【考察】『JEANNE』怒れる少女の時代に送る民話としてのジャンヌ・ダルク

JEANNE(2019)
Joan of Arc

監督:ブリュノ・デュモン
出演:ファブリス・ルキーニ、Lise Leplat Prudhomme、アントワン・ドゥーシェetc

評価:100点

おはようございます、チェ・ブンブンです。

私のオールタイムベスト映画である『ジャネット、ジャンヌ・ダルクの幼年期』の続編にあたる『JEANNE』を観ました。本当は、アンスティチュ・フランセの特集上映か何かで観たかったのですが、コロナ禍による影響で今年中に上映が実現しなさそうだと考えたのでDVDを輸入しました。

『ジャネット、ジャンヌ・ダルクの幼年期』は、神格化されているジャンヌ・ダルク伝説を、ブレイクコアやヒップホップで描くことで、子どもが抱く欺瞞や矛盾に満ちた大人への怒りを普遍的なものとし、民話として落とし込む離れ業をやってのけていた。その続編にあたる『JEANNE』では、前作のミュージカル要素を排除し、カール・テオドア・ドライヤーやジャック・リヴァット、ロベール・ブレッソンといった巨匠が描いてきたジャンヌ・ダルク譚に正面からぶつかった作品だ。前作に引き続き、子どもの大人に対する怒りを描いているのだが、これが今を取り巻く子どもと大人の軋轢を捉えた大傑作でありました。

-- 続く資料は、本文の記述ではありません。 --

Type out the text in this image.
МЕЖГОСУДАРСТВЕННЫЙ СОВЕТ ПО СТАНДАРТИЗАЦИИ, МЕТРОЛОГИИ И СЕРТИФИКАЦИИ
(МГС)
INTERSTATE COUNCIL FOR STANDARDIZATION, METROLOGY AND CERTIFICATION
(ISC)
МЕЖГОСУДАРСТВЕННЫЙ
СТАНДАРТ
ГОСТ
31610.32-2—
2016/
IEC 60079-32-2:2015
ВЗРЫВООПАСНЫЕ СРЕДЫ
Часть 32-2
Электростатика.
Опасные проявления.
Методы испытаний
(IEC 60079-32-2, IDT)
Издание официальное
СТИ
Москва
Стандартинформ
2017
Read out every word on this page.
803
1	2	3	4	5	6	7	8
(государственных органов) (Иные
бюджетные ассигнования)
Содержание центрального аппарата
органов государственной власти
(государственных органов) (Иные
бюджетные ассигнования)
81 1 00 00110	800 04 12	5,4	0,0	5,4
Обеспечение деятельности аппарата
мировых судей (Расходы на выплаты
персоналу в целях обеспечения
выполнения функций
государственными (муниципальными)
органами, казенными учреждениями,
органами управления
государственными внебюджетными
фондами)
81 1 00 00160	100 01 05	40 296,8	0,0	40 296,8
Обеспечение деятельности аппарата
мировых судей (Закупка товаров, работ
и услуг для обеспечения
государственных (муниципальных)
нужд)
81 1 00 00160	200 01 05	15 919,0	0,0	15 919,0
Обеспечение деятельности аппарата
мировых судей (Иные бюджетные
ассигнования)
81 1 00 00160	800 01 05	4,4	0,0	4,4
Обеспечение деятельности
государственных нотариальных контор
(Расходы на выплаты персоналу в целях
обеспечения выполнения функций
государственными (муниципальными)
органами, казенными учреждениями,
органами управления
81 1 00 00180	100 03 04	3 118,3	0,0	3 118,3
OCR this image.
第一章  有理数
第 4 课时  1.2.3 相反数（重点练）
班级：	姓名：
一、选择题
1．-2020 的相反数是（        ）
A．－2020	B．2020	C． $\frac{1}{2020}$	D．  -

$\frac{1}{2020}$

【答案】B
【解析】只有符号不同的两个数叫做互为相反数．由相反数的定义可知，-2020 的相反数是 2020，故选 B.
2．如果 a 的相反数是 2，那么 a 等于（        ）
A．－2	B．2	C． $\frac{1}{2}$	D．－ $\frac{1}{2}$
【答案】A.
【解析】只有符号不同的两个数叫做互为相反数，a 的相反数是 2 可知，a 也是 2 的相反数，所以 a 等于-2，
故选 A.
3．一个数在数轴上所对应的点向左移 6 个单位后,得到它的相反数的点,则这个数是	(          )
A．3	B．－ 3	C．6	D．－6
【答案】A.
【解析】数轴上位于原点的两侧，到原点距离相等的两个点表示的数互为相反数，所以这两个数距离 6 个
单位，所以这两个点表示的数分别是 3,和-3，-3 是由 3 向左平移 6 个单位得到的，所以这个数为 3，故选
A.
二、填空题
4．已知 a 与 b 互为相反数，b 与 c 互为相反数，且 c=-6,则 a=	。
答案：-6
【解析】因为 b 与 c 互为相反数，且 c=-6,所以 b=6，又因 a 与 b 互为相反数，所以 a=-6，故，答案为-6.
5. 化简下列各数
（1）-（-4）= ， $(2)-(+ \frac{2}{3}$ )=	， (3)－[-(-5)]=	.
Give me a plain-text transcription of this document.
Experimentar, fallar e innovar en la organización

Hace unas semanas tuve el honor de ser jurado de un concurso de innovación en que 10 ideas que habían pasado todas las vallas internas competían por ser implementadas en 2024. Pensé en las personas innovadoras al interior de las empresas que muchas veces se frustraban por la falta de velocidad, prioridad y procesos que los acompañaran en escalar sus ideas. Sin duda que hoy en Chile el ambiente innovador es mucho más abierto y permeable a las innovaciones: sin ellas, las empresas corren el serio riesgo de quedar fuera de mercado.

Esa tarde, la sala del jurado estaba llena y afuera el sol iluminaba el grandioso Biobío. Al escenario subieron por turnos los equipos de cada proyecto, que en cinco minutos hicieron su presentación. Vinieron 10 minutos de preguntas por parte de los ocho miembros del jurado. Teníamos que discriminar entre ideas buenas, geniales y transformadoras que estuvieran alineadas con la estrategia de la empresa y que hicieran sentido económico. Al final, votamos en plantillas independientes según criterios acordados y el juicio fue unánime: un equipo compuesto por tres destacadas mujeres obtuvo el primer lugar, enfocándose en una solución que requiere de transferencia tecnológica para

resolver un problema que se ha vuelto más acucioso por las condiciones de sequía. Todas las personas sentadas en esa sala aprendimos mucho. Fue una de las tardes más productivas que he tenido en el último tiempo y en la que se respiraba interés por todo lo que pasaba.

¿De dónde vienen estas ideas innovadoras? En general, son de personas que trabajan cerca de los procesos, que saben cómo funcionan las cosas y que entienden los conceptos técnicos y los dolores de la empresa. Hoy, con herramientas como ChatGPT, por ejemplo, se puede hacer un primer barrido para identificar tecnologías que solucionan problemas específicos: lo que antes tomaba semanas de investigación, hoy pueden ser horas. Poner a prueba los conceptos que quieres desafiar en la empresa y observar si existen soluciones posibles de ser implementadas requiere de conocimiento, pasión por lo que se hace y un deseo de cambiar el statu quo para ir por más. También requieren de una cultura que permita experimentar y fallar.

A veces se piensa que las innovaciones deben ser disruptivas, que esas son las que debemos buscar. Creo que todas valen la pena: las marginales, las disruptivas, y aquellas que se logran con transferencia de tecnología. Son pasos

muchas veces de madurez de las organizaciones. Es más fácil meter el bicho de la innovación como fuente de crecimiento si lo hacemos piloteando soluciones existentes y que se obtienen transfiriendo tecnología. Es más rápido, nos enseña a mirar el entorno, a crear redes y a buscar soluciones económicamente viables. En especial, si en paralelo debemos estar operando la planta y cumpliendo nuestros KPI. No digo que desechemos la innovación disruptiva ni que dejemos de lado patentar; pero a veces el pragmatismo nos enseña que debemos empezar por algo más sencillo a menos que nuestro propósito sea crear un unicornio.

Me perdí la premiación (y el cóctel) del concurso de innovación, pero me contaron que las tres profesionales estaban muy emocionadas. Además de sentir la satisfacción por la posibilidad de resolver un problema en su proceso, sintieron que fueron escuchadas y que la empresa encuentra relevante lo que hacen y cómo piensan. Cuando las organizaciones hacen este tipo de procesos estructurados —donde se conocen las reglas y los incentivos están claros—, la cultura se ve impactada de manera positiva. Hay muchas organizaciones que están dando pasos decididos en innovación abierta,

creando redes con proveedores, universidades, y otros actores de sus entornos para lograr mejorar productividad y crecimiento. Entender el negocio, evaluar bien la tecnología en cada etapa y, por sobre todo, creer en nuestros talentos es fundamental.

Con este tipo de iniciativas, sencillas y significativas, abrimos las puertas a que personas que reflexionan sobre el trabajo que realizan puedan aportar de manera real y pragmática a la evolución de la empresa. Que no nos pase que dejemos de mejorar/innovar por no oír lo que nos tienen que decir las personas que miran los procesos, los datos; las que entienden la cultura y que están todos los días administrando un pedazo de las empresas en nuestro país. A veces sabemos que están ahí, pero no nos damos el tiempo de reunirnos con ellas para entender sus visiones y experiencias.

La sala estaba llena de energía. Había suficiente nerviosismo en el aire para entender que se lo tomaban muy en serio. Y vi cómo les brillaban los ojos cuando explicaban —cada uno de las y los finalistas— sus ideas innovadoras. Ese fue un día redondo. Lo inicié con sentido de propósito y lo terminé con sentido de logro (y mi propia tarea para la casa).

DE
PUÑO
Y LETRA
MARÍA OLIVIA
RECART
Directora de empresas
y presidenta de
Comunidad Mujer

尚、本作はブリュノ・デュモン大好きカイエ・デュ・シネマでも2019年のベストテンにて5位に安定ランクインを果たしました。

『JEANNE』あらすじ


Année 1429. La Guerre de Cent Ans fait rage. Jeanne, investie d’une mission guerrière et spirituelle, délivre la ville d’Orléans et remet le Dauphin sur le trône de France. Elle part ensuite livrer bataille à Paris où elle subit sa première défaite.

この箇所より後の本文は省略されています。